Parallely, researchers are working on DNA language models, which are LLMs trained on DNA sequences. Since protein sequences and structures are derived from DNA sequences, these models could offer additional insights into how proteins fold and work.
But biology is far more complex than can be captured by either protein or DNA sequences alone. A truly foundational model, as opposed to a PLM trained for a specific task, would be able to take in large, non-unannotated biological datasets and perform well for a wide range of problems. “Nobody knows what that model looks like yet,“ said Wei.
AlphaFold’s success was made possible by decades of biologists contributing experimentally validated structures to the Protein Data Bank. Likewise, advancing foundational models for biology would require large-scale diverse datasets. Wei stressed that looking forward, the limitation with these models will be that the data just doesn't exist. This is why the industry needs to invest in high-quality multimodal datasets for DNA, protein, and RNA sequences, as well as other data forms.
A more immediate challenge for PLMs is their limited context length, a metric that defines the maximum number of tokens an LLM can take as input. For an LLM, it limits the number of words a model can process at once. And if it’s a chatbot, it’s a proxy of how much of the conversation it remembers. The longer this length is, the more complex patterns it can detect.
While the context length of current PLMs is no barrier for predicting protein structures of individual proteins, as they’re not that long, noted Hwang. However, they could miss out on long-range interactions across the genome. These “interactions are present in biological data, and we have evidence that we can capture those with existing methods and scaling,” said Hwang.
When an AI model predicts a protein’s structure or where it binds DNA, it doesn’t reveal what it is looking for. Researchers are trying to peer into this black box by improving the interpretability of PLMs. “If we can understand which components of a protein are important to its encoding through the language model, we can start to modify those protein sequences to get the properties that we want,“ said McWhite.
Nature uses a limited repertoire of theoretically possible proteins. “There's a big promise of protein language models to combine with synthetic data to expand the known functional space of protein sequences,” said McWhite. PLMs could tap that unrealized diversity. Additionally, “we can then bring that back to train PLMs to create an even more universal description of protein sequences.”

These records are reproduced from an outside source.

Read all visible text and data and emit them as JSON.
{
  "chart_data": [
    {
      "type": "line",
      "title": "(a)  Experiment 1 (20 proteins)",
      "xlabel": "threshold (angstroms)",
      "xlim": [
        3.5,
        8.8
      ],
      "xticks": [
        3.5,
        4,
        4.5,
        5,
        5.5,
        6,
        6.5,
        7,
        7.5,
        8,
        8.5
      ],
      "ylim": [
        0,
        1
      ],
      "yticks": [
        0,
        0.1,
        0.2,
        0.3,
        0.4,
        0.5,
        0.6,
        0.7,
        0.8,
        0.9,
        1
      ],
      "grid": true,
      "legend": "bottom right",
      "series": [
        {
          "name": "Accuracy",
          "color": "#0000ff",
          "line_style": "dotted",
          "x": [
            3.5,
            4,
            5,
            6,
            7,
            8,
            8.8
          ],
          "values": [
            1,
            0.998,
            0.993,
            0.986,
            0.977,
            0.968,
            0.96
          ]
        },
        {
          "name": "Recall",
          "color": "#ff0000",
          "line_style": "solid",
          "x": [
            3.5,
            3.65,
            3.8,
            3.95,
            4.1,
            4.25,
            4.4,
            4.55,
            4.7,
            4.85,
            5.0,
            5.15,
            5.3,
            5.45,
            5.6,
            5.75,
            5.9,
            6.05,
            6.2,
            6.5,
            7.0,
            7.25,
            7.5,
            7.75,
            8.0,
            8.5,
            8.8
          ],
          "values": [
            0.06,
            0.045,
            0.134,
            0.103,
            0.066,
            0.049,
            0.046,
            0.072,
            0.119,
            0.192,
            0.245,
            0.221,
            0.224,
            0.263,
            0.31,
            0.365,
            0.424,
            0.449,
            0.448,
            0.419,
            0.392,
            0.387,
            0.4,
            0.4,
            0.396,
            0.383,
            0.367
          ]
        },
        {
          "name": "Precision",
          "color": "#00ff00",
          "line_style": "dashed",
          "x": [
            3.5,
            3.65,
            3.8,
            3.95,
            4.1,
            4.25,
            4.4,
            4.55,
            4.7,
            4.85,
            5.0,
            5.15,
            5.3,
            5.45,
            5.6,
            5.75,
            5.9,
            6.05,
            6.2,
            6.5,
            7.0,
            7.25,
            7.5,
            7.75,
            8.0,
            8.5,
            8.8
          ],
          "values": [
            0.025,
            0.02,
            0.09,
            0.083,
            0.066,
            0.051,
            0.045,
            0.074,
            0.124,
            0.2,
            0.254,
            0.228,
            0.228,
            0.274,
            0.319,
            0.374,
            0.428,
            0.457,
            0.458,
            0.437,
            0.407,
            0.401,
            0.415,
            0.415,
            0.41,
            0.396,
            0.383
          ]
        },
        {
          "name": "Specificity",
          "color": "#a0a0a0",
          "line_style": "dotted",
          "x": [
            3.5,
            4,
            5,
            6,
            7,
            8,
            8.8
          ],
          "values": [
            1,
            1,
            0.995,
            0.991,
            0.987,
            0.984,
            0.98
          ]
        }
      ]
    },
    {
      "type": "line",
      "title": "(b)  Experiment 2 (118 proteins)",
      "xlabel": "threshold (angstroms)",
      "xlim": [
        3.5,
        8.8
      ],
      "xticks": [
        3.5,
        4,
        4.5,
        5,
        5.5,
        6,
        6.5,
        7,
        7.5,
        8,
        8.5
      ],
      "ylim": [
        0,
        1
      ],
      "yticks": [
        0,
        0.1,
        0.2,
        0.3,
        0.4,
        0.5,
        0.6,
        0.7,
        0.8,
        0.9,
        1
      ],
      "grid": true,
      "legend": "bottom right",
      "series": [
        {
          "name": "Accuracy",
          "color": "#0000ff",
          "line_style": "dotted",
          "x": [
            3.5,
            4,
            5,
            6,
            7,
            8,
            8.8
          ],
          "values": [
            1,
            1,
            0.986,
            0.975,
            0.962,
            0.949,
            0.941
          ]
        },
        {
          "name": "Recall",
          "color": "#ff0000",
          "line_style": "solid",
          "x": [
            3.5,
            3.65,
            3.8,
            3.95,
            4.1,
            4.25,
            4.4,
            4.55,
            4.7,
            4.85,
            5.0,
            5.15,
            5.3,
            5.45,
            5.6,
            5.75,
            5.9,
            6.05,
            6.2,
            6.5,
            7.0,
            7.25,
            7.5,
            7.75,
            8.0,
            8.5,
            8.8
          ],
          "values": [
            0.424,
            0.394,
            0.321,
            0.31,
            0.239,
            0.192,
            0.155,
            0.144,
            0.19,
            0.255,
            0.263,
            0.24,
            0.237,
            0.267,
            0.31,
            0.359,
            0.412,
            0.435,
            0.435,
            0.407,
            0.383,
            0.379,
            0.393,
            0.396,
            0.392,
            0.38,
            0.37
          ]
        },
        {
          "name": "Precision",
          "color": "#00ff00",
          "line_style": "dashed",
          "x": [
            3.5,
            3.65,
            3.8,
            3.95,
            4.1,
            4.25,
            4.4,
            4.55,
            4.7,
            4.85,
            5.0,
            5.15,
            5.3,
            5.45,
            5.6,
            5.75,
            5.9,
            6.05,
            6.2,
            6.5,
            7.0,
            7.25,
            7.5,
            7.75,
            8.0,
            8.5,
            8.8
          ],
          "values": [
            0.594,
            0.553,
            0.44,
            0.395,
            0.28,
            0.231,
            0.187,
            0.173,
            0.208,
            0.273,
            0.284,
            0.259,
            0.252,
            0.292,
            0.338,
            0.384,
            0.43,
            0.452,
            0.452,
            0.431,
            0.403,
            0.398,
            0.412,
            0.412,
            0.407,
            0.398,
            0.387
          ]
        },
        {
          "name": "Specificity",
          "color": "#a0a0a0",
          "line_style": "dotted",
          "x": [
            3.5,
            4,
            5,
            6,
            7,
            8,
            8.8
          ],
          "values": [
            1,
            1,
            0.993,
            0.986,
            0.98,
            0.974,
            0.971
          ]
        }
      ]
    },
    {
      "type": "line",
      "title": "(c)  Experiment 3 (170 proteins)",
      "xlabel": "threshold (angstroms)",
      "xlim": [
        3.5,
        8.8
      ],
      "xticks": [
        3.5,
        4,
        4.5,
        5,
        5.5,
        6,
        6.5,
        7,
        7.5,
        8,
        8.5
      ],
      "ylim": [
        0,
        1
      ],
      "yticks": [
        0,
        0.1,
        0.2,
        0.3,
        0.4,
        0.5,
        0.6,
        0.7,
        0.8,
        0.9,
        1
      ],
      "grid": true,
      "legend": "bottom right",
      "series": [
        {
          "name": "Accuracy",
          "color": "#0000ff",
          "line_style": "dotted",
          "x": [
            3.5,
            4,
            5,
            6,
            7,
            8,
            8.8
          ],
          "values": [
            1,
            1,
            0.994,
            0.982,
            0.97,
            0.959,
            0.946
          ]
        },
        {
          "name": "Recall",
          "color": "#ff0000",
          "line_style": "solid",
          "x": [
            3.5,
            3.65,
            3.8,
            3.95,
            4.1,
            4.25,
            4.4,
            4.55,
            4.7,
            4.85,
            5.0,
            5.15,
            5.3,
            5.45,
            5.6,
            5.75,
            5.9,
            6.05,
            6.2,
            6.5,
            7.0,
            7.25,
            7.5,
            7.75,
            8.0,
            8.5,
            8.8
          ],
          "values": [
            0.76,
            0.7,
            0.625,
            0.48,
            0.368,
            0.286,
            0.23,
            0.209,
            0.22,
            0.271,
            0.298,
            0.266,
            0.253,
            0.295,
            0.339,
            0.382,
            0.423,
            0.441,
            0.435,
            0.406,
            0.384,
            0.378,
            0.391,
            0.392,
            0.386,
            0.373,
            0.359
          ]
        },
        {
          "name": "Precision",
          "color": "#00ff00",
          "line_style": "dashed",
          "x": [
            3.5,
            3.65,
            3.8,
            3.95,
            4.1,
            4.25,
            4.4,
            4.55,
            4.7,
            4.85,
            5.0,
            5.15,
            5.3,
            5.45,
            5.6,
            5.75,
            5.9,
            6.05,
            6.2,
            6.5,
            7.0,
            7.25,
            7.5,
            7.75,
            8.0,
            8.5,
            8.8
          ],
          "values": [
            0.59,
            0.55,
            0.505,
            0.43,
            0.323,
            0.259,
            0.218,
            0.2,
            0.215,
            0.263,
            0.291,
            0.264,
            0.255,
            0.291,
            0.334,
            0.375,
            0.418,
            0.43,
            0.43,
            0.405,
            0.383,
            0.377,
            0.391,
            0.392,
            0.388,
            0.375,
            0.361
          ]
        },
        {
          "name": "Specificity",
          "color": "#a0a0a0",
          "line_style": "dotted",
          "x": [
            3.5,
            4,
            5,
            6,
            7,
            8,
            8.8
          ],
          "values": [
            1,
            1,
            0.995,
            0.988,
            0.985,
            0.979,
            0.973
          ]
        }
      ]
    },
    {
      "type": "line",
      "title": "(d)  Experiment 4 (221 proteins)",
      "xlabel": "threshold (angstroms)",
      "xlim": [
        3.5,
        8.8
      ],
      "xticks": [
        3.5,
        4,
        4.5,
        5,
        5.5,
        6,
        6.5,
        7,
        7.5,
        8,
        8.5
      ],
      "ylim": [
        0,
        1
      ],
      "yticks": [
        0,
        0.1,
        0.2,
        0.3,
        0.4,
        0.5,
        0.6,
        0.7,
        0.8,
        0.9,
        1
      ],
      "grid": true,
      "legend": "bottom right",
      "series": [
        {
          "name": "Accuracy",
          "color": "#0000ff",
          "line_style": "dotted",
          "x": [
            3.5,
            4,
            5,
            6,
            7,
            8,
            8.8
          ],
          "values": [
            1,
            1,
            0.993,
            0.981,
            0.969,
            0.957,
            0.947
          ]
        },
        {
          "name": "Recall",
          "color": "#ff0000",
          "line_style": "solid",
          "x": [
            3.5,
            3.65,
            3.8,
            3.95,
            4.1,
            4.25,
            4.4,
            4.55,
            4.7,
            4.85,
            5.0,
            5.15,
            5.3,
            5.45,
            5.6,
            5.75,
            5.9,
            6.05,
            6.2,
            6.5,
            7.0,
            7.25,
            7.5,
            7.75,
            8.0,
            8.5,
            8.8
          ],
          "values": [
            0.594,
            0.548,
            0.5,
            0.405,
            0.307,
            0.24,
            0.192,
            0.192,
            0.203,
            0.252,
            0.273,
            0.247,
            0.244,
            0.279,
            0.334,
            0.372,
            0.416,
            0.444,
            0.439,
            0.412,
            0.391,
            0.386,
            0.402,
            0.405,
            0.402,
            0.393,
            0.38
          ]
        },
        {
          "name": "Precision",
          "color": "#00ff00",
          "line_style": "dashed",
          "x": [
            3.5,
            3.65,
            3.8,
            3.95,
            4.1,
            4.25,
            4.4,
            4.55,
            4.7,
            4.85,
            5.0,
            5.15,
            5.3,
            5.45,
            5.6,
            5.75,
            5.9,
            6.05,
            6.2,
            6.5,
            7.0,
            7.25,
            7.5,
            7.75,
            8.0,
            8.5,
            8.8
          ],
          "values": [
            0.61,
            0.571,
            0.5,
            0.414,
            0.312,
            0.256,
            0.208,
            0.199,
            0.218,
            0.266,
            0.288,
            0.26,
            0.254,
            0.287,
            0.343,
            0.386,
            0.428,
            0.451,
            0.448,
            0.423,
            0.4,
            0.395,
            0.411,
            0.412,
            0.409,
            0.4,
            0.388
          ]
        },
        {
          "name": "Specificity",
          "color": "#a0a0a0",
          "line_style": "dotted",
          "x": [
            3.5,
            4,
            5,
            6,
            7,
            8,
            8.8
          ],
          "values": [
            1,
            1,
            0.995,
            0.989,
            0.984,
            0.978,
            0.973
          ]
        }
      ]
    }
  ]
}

As PLMs get better, researchers might be able to play with more parameters to design proteins for every conceivable use case. Further, it could allow “being able to design multi-protein context or identifying novel types of regulations or genomic syntax,” said Hwang.
AI is poised to expand the universe of proteins, and their interactions, available to synthetic biologists. “We very rarely go through an era like this where there is a very promising technology that can fundamentally change a lot of different things,” said Wei.